Ricos são os outros

A perversão mais espectacular da nossa vida económica é o facto de não ser preciso ser pobre para imaginar que os outros são ricos. Todos, ricos ou pobres, imaginam que os outros são ricos.

Em Portugal não há falta de dinheiro que não resulte na sensação de que o dinheiro que falta sobra para quem já tem dinheiro de mais. "Os ricos que paguem a crise" é um refluxo ácido da esquerda que também afecta a digestão da direita empobrecida.

A raiz está na ideia exculpatória que até há pedintes que são ricos. Invocando a lógica lorpa que "nunca se sabe quanto dinheiro as pessoas têm" chega-se à conclusão que é provável que tenham mais do que nós.

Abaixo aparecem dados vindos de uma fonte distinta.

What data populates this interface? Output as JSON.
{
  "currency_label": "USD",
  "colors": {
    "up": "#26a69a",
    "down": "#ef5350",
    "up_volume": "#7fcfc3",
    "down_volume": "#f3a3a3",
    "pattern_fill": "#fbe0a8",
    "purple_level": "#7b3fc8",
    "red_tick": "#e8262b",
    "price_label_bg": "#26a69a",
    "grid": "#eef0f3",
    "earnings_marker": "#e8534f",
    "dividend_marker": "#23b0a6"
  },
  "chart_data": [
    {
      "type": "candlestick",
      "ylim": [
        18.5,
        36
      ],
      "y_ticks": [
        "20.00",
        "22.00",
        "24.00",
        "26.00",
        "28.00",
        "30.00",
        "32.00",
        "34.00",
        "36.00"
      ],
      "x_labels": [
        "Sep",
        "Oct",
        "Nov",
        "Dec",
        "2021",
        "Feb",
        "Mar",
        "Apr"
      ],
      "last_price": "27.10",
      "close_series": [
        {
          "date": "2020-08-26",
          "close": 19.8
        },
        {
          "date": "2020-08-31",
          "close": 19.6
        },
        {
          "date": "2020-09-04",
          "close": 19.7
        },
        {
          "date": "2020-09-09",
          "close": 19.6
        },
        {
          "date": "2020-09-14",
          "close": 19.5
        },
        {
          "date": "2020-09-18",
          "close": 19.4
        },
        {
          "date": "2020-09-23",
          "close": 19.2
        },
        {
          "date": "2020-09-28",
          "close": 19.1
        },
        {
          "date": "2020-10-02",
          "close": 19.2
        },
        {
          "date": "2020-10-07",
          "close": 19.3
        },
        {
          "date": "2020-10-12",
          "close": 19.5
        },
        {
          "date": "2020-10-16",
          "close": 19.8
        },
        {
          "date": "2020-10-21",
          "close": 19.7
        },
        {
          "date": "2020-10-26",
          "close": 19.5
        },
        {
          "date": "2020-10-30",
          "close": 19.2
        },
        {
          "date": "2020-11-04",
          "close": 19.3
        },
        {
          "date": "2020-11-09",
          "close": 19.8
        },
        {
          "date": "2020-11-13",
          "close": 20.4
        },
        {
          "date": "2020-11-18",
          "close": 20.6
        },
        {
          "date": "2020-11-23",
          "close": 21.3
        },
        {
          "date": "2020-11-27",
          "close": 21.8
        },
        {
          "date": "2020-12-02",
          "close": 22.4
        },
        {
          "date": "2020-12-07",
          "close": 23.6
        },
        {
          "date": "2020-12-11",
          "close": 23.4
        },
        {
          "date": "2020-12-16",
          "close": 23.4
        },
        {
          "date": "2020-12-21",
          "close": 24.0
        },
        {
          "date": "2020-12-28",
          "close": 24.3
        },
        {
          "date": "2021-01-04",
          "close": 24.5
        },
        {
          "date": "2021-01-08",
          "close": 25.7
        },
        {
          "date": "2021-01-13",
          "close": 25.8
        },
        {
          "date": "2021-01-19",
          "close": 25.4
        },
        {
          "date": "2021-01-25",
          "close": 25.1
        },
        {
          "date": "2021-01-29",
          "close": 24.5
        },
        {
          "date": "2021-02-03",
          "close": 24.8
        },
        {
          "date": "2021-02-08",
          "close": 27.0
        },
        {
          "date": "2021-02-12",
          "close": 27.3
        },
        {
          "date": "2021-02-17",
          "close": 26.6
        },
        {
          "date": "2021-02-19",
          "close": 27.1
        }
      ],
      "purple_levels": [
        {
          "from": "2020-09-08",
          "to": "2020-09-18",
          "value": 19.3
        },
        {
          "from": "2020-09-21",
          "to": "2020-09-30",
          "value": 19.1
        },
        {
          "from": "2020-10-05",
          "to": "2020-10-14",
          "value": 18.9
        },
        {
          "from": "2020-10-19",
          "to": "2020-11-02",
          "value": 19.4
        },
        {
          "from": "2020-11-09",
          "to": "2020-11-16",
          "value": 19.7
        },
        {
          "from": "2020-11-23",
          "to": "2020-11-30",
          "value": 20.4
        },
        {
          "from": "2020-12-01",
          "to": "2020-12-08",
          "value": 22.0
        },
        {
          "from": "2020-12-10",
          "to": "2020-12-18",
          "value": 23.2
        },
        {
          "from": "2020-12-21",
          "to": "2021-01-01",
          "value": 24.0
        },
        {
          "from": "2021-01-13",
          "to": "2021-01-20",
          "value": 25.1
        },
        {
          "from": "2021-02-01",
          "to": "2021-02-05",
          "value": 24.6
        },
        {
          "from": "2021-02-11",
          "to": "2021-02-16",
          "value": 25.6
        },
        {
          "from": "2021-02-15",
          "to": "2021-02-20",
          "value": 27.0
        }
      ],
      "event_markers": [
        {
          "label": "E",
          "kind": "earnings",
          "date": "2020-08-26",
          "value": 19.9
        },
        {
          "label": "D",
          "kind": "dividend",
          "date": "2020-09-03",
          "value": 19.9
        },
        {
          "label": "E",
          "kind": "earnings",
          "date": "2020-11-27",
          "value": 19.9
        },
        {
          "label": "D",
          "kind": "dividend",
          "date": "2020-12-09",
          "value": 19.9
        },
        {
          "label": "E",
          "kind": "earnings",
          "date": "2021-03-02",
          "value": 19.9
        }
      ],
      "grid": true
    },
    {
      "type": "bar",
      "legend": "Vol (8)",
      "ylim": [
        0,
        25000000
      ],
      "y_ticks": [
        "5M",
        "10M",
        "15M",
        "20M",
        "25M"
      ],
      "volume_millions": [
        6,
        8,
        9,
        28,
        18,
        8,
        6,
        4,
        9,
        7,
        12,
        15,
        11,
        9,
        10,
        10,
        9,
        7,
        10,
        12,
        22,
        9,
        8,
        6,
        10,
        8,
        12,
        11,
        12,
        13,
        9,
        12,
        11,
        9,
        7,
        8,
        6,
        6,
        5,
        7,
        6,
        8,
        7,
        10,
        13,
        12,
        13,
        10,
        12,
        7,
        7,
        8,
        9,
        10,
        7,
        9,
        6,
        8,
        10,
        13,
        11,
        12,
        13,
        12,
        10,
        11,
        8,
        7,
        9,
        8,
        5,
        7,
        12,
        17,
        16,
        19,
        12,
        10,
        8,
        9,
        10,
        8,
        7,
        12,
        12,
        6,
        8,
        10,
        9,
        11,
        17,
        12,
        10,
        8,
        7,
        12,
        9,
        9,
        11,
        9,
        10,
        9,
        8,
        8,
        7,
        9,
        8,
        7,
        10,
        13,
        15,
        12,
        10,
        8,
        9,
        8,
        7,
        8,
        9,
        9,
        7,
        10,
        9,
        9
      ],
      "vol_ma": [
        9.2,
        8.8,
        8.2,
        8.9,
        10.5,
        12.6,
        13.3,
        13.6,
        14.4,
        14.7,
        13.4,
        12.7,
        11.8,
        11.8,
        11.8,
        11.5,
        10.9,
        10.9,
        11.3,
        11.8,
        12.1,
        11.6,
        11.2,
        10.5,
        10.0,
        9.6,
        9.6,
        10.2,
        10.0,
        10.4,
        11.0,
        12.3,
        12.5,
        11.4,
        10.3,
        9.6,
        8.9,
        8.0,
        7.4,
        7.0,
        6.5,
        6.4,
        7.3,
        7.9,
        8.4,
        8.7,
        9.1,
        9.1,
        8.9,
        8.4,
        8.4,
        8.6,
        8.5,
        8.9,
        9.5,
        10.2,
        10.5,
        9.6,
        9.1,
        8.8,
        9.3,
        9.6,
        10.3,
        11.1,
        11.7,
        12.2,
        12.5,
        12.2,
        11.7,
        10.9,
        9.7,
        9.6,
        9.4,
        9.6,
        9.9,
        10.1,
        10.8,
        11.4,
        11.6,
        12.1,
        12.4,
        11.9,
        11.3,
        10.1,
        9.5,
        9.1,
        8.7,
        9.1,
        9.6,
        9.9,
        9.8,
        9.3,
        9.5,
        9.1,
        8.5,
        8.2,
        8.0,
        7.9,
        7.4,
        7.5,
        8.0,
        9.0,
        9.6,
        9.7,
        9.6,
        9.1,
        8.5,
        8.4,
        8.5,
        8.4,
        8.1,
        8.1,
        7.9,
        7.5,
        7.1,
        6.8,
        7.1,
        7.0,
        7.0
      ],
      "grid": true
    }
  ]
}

Joseph Epstein escreveu em 2003 que "dos sete pecados mortais só a inveja não dá prazer nenhum" (Gugle "The Green-Eyed Monster"). Diz-se que a doença portuguesa é a inveja. Mas os portugueses gostam de algum prazer e daí que a nossa doença seja mais a desconfiança.

A desconfiança à portuguesa é uma posição confiante de saber mais do que os outros e de não se deixar iludir: "a mim não me enganas tu". Não só não admite compaixão - nem sequer desconfia que possa ser necessária.

É tão individualista esta atitude que qualquer solidariedade entre pobres e remediados torna-se exasperantemente difícil.

Só em Portugal é que andar de carro velho é visto como uma manobra para disfarçar a riqueza, para poder comprar as coisas mais baratas. Este mês acusaram-nos disso. Com um sorriso fetidamente cúmplice.